Thanksgiving Snow 2013: Lots of Rain And Wind But Not Too Much White Stuff

Thanksgiving Storm
A woman waits with her luggage at a check-in area at LaGuardia Airport in New York, November 26, 2013. A powerful storm dumped heavy rain and snow over much of the eastern United States on Tuesday, threatening to snarl travel plans for millions of people over the busy Thanksgiving holiday.

Get out your galoshes, Thanksgiving travelers, because it’s going to be a wet one! But according to CBS, though there will be plenty of rain and wind, there might not be that much snow. The news site referred to the messy weather system that is about to hit the mid-Atlantic coast and New England as “the biggest storm we have seen in months,” which may cause problems for those who want to fly home for the holiday.  

Most of the precipitation that falls will be in the form of rain.
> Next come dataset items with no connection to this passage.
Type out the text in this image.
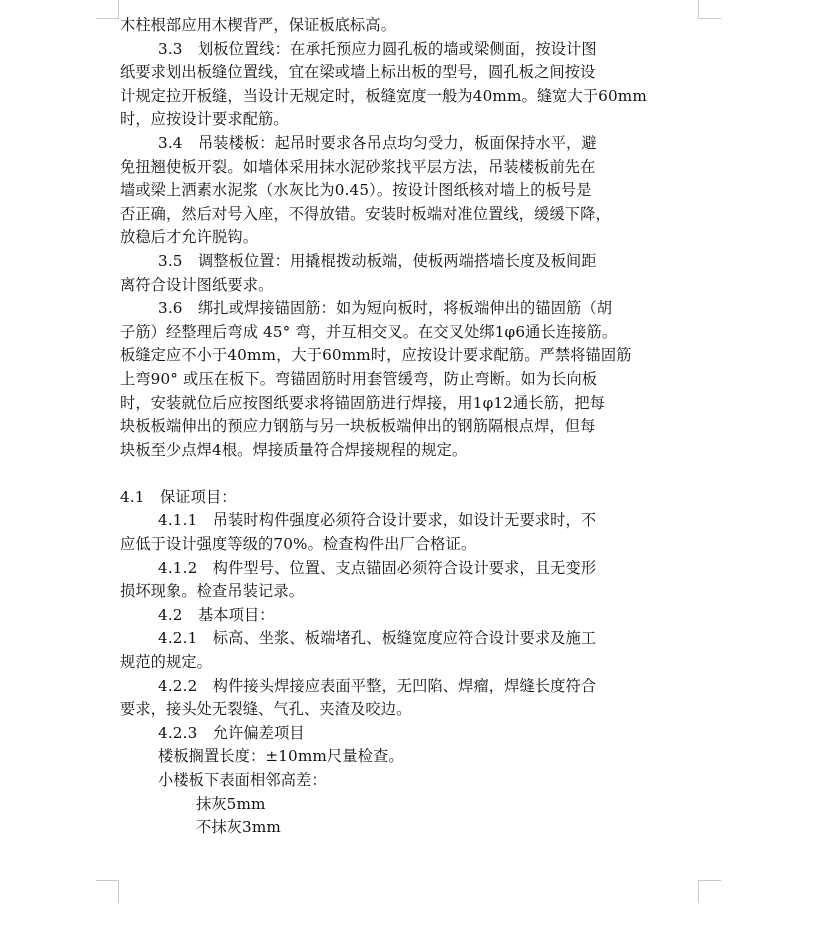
木柱根部应用木楔背严，保证板底标高。
3.3　划板位置线：在承托预应力圆孔板的墙或梁侧面，按设计图
纸要求划出板缝位置线，宜在梁或墙上标出板的型号，圆孔板之间按设
计规定拉开板缝，当设计无规定时，板缝宽度一般为40mm。缝宽大于60mm
时，应按设计要求配筋。
3.4　吊装楼板：起吊时要求各吊点均匀受力，板面保持水平，避
免扭翘使板开裂。如墙体采用抹水泥砂浆找平层方法，吊装楼板前先在
墙或梁上洒素水泥浆（水灰比为0.45）。按设计图纸核对墙上的板号是
否正确，然后对号入座，不得放错。安装时板端对准位置线，缓缓下降，
放稳后才允许脱钩。
3.5　调整板位置：用撬棍拨动板端，使板两端搭墙长度及板间距
离符合设计图纸要求。
3.6　绑扎或焊接锚固筋：如为短向板时，将板端伸出的锚固筋（胡
子筋）经整理后弯成 45° 弯，并互相交叉。在交叉处绑1φ6通长连接筋。
板缝定应不小于40mm，大于60mm时，应按设计要求配筋。严禁将锚固筋
上弯90° 或压在板下。弯锚固筋时用套管缓弯，防止弯断。如为长向板
时，安装就位后应按图纸要求将锚固筋进行焊接，用1φ12通长筋，把每
块板板端伸出的预应力钢筋与另一块板板端伸出的钢筋隔根点焊，但每
块板至少点焊4根。焊接质量符合焊接规程的规定。
4.1　保证项目：
4.1.1　吊装时构件强度必须符合设计要求，如设计无要求时，不
应低于设计强度等级的70%。检查构件出厂合格证。
4.1.2　构件型号、位置、支点锚固必须符合设计要求，且无变形
损坏现象。检查吊装记录。
4.2　基本项目：
4.2.1　标高、坐浆、板端堵孔、板缝宽度应符合设计要求及施工
规范的规定。
4.2.2　构件接头焊接应表面平整，无凹陷、焊瘤，焊缝长度符合
要求，接头处无裂缝、气孔、夹渣及咬边。
4.2.3　允许偏差项目
楼板搁置长度：±10mm尺量检查。
小楼板下表面相邻高差：
抹灰5mm
不抹灰3mm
Snow accumulation can be expected on the extreme western edge of the storm, in cities like Buffalo, N.Y., Pittsburgh and Cleveland, where several inches of snow are likely within the next 24 hours.
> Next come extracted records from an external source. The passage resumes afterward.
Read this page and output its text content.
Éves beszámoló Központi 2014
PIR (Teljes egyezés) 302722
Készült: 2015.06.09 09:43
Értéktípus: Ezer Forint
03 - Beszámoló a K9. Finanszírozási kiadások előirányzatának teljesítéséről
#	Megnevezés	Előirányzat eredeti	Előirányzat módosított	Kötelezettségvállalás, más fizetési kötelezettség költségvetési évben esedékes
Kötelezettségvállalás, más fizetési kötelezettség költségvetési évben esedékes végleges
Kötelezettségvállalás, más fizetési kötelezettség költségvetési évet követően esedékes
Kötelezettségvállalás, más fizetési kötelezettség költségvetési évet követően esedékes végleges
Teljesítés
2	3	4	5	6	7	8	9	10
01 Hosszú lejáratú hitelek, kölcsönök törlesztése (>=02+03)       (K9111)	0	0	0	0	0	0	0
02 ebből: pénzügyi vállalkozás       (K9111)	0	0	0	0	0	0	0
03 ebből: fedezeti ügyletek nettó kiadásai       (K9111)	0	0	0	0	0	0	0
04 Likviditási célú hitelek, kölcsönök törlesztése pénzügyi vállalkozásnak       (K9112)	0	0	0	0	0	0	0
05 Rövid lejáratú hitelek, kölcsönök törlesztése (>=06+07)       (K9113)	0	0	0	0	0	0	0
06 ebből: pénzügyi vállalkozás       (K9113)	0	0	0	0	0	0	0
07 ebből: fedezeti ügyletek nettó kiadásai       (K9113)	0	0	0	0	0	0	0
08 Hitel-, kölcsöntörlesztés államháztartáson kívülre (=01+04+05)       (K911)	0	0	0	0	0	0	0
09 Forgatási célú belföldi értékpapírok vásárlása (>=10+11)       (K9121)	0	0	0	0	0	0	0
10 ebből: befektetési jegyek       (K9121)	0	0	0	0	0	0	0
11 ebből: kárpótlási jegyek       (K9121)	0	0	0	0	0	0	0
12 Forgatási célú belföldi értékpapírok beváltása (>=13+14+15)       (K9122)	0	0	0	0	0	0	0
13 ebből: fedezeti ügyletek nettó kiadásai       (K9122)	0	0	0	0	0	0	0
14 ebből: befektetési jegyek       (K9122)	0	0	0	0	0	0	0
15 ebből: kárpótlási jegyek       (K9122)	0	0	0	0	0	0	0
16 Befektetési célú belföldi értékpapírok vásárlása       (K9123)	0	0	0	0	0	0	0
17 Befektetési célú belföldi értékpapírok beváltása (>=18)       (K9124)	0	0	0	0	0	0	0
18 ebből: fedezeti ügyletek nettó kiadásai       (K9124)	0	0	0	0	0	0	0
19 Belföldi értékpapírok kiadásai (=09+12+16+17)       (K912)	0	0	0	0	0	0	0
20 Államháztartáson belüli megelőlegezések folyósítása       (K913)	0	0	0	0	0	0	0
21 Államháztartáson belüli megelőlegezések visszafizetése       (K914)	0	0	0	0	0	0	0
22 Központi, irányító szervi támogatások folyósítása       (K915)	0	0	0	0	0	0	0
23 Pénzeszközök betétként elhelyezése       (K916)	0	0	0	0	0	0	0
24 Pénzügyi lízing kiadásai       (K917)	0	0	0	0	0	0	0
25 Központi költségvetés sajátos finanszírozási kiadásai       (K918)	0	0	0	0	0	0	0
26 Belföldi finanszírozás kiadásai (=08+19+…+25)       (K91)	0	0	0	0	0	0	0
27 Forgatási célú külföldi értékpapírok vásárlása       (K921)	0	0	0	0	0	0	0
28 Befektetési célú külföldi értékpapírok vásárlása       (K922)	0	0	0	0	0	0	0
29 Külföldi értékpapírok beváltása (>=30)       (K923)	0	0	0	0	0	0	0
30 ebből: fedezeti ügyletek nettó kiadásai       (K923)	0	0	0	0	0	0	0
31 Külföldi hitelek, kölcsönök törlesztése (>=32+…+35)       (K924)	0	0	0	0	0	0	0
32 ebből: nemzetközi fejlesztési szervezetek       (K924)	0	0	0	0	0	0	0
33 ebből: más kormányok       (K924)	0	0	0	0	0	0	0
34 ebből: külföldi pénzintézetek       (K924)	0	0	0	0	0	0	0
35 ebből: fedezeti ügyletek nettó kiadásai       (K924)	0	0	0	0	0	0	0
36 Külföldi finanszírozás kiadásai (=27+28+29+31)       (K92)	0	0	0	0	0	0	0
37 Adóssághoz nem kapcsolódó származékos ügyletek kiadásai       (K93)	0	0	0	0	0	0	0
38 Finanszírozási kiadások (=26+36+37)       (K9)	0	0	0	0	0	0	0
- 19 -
It’s supposed to rain throughout Tuesday night in the Northeast and into the Wednesday morning commute where rain is expected to taper into light showers by the afternoon. There might be one last spurt of precipitation late Wednesday night into Thursday morning just as the colder air begins to settle in. According to the news site, if this happens, there’s a good chance snow will cover the ground Thanksgiving morning.

When the rain gets heavier, it could fall up to a half inch per hour, with a total of 1 to 3 inches of rainfall across Southern New England, with possible higher amounts in certain areas. River flooding, however, is not something to worry about since there hasn’t been much rainfall for months. Street flooding, on the other hand, is a possibility if storm drains are clogged with leaves.
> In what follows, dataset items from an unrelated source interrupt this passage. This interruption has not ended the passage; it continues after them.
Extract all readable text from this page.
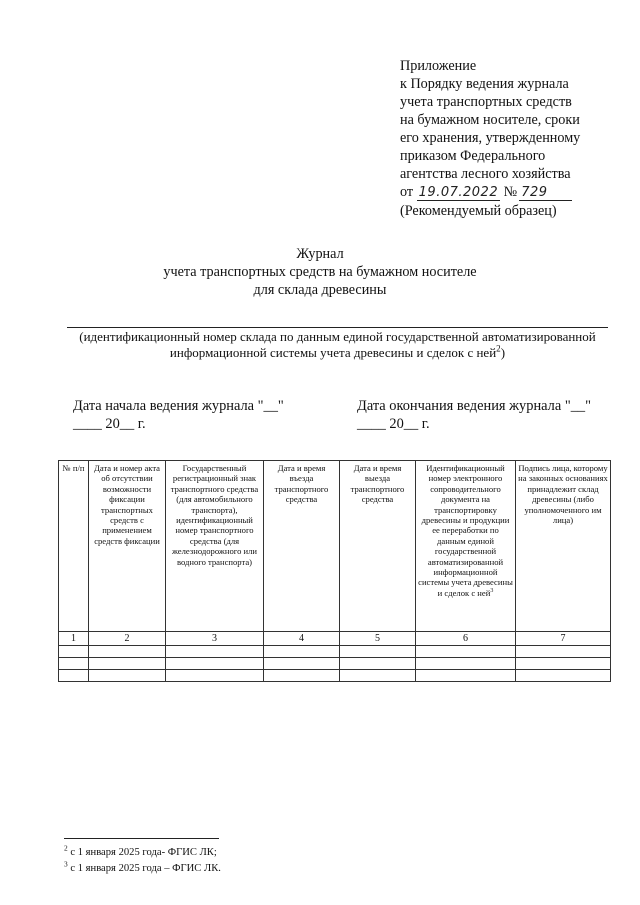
Приложение
к Порядку ведения журнала
учета транспортных средств
на бумажном носителе, сроки
его хранения, утвержденному
приказом Федерального
агентства лесного хозяйства
от 19.07.2022 № 729
(Рекомендуемый образец)
Журнал
учета транспортных средств на бумажном носителе
для склада древесины
(идентификационный номер склада по данным единой государственной автоматизированной
информационной системы учета древесины и сделок с ней$^2$)
Дата начала ведения журнала "__"
____ 20__ г.
Дата окончания ведения журнала "__"
____ 20__ г.
№ п/п	Дата и номер акта об отсутствии возможности фиксации транспортных средств с применением средств фиксации	Государственный регистрационный знак транспортного средства (для автомобильного транспорта), идентификационный номер транспортного средства (для железнодорожного или водного транспорта)	Дата и время въезда транспортного средства	Дата и время выезда транспортного средства	Идентификационный номер электронного сопроводительного документа на транспортировку древесины и продукции ее переработки по данным единой государственной автоматизированной информационной системы учета древесины и сделок с ней$^3$	Подпись лица, которому на законных основаниях принадлежит склад древесины (либо уполномоченного им лица)
1	2	3	4	5	6	7

$^2$ с 1 января 2025 года- ФГИС ЛК;
$^3$ с 1 января 2025 года – ФГИС ЛК.
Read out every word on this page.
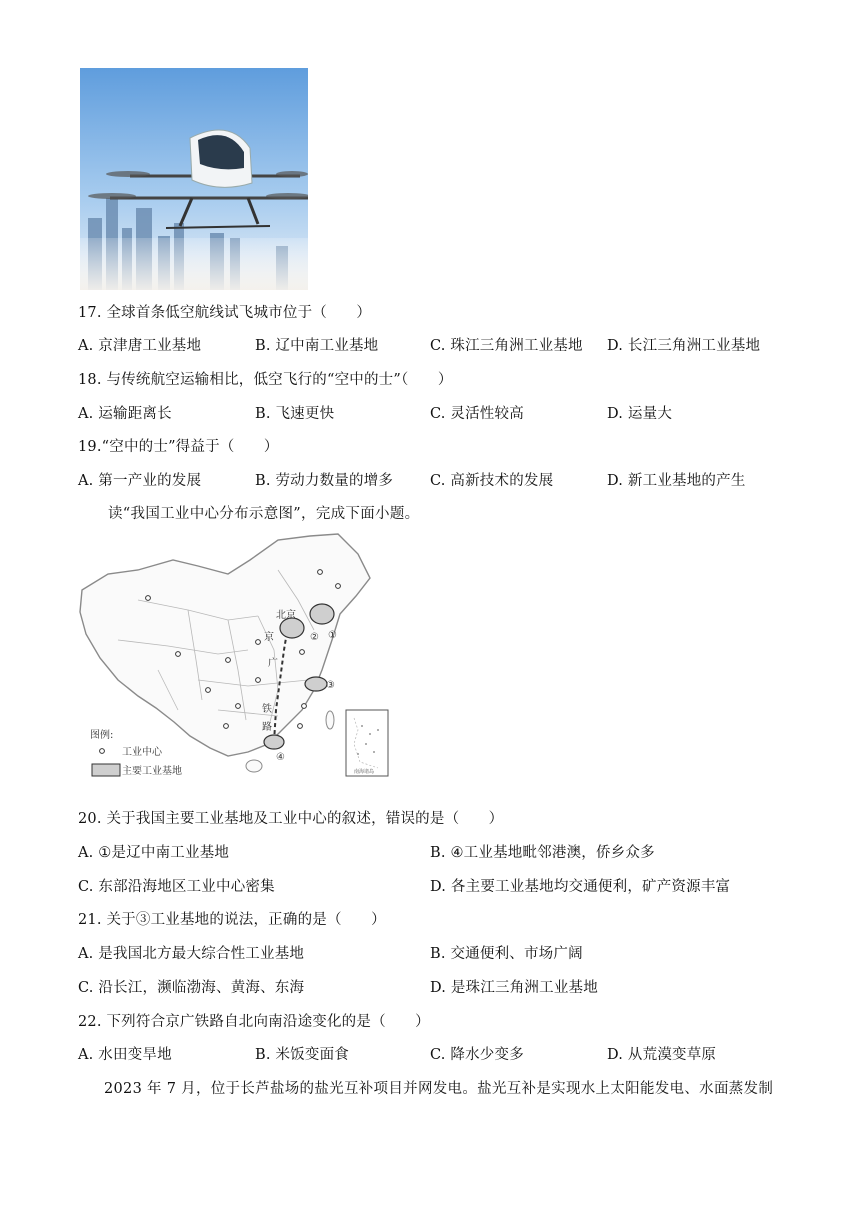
17. 全球首条低空航线试飞城市位于（　　）
A. 京津唐工业基地	B. 辽中南工业基地	C. 珠江三角洲工业基地 D. 长江三角洲工业基地
18. 与传统航空运输相比，低空飞行的“空中的士”（　　）
A. 运输距离长	B. 飞速更快	C. 灵活性较高	D. 运量大
19.“空中的士”得益于（　　）
A. 第一产业的发展	B. 劳动力数量的增多	C. 高新技术的发展	D. 新工业基地的产生
读“我国工业中心分布示意图”，完成下面小题。
北京
京
广
铁
路
①
②
③
④
南海诸岛
图例:
工业中心
主要工业基地
20. 关于我国主要工业基地及工业中心的叙述，错误的是（　　）
A. ①是辽中南工业基地	B. ④工业基地毗邻港澳，侨乡众多
C. 东部沿海地区工业中心密集	D. 各主要工业基地均交通便利，矿产资源丰富
21. 关于③工业基地的说法，正确的是（　　）
A. 是我国北方最大综合性工业基地	B. 交通便利、市场广阔
C. 沿长江，濒临渤海、黄海、东海	D. 是珠江三角洲工业基地
22. 下列符合京广铁路自北向南沿途变化的是（　　）
A. 水田变旱地	B. 米饭变面食	C. 降水少变多	D. 从荒漠变草原
2023 年 7 月，位于长芦盐场的盐光互补项目并网发电。盐光互补是实现水上太阳能发电、水面蒸发制
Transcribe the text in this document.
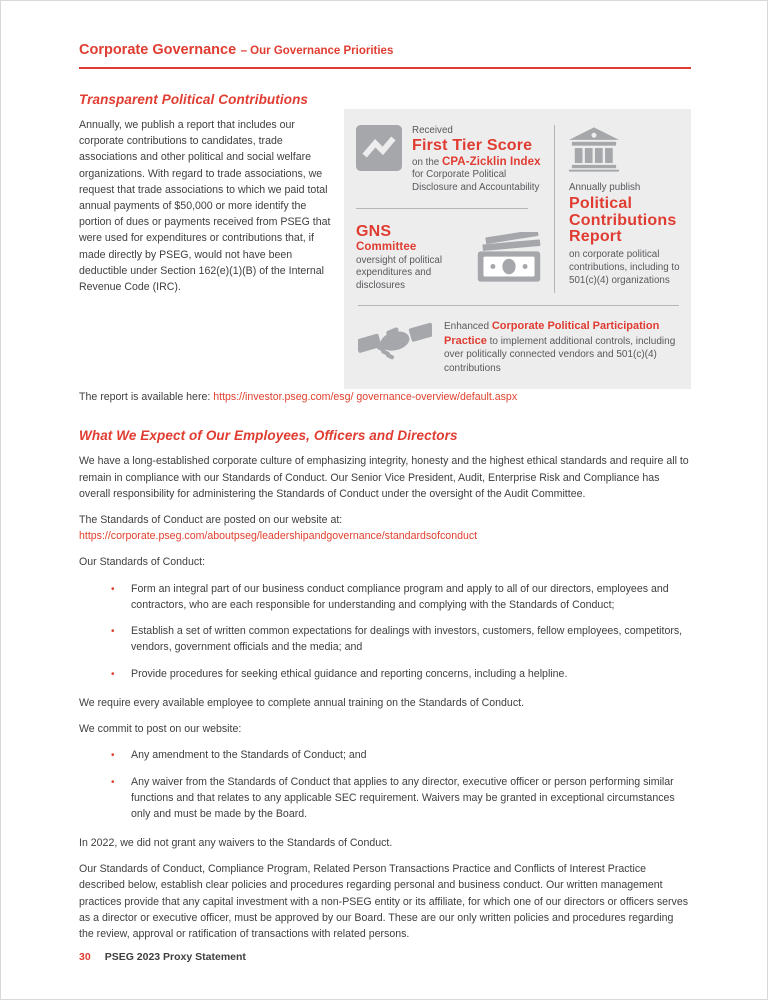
Corporate Governance – Our Governance Priorities
Transparent Political Contributions

Annually, we publish a report that includes our corporate contributions to candidates, trade associations and other political and social welfare organizations. With regard to trade associations, we request that trade associations to which we paid total annual payments of $50,000 or more identify the portion of dues or payments received from PSEG that were used for expenditures or contributions that, if made directly by PSEG, would not have been deductible under Section 162(e)(1)(B) of the Internal Revenue Code (IRC).

Received
First Tier Score
on the CPA-Zicklin Index
for Corporate Political Disclosure and Accountability
GNS
Committee
oversight of political expenditures and disclosures
Annually publish
Political Contributions Report
on corporate political contributions, including to 501(c)(4) organizations
Enhanced Corporate Political Participation Practice to implement additional controls, including over politically connected vendors and 501(c)(4) contributions

The report is available here: https://investor.pseg.com/esg/ governance-overview/default.aspx

What We Expect of Our Employees, Officers and Directors

We have a long-established corporate culture of emphasizing integrity, honesty and the highest ethical standards and require all to remain in compliance with our Standards of Conduct. Our Senior Vice President, Audit, Enterprise Risk and Compliance has overall responsibility for administering the Standards of Conduct under the oversight of the Audit Committee.

The Standards of Conduct are posted on our website at:

https://corporate.pseg.com/aboutpseg/leadershipandgovernance/standardsofconduct

Our Standards of Conduct:

• Form an integral part of our business conduct compliance program and apply to all of our directors, employees and contractors, who are each responsible for understanding and complying with the Standards of Conduct;
• Establish a set of written common expectations for dealings with investors, customers, fellow employees, competitors, vendors, government officials and the media; and
• Provide procedures for seeking ethical guidance and reporting concerns, including a helpline.

We require every available employee to complete annual training on the Standards of Conduct.

We commit to post on our website:

• Any amendment to the Standards of Conduct; and
• Any waiver from the Standards of Conduct that applies to any director, executive officer or person performing similar functions and that relates to any applicable SEC requirement. Waivers may be granted in exceptional circumstances only and must be made by the Board.

In 2022, we did not grant any waivers to the Standards of Conduct.

Our Standards of Conduct, Compliance Program, Related Person Transactions Practice and Conflicts of Interest Practice described below, establish clear policies and procedures regarding personal and business conduct. Our written management practices provide that any capital investment with a non-PSEG entity or its affiliate, for which one of our directors or officers serves as a director or executive officer, must be approved by our Board. These are our only written policies and procedures regarding the review, approval or ratification of transactions with related persons.

30 PSEG 2023 Proxy Statement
Strong winds can also be expected during this storm, with hurricane-force gusts likely a few hundred feet above the surface. Though these hurricane-like gusts most likely won’t be felt on the ground, wind speeds of 25 to 50 mph are likely. Power outages are possible, along with downed tree limbs.

According to the Chicago Tribune, Bruce Terry, lead forecaster with the National Weather Service, said travel conditions could be “very treacherous.” "We've got everything with this - real heavy rains, (at) the lower elevations a band of freezing rain, heavy snows and then behind it, wind," he said.

New York Gov. Andrew Cuomo issued a winter weather warning and urged motorists to exercise extreme caution. The high winds could affect the Macy’s Thanksgiving Day Parade, and even ground the famous giant balloons.

Safe travels and Happy Thanksgiving everyone!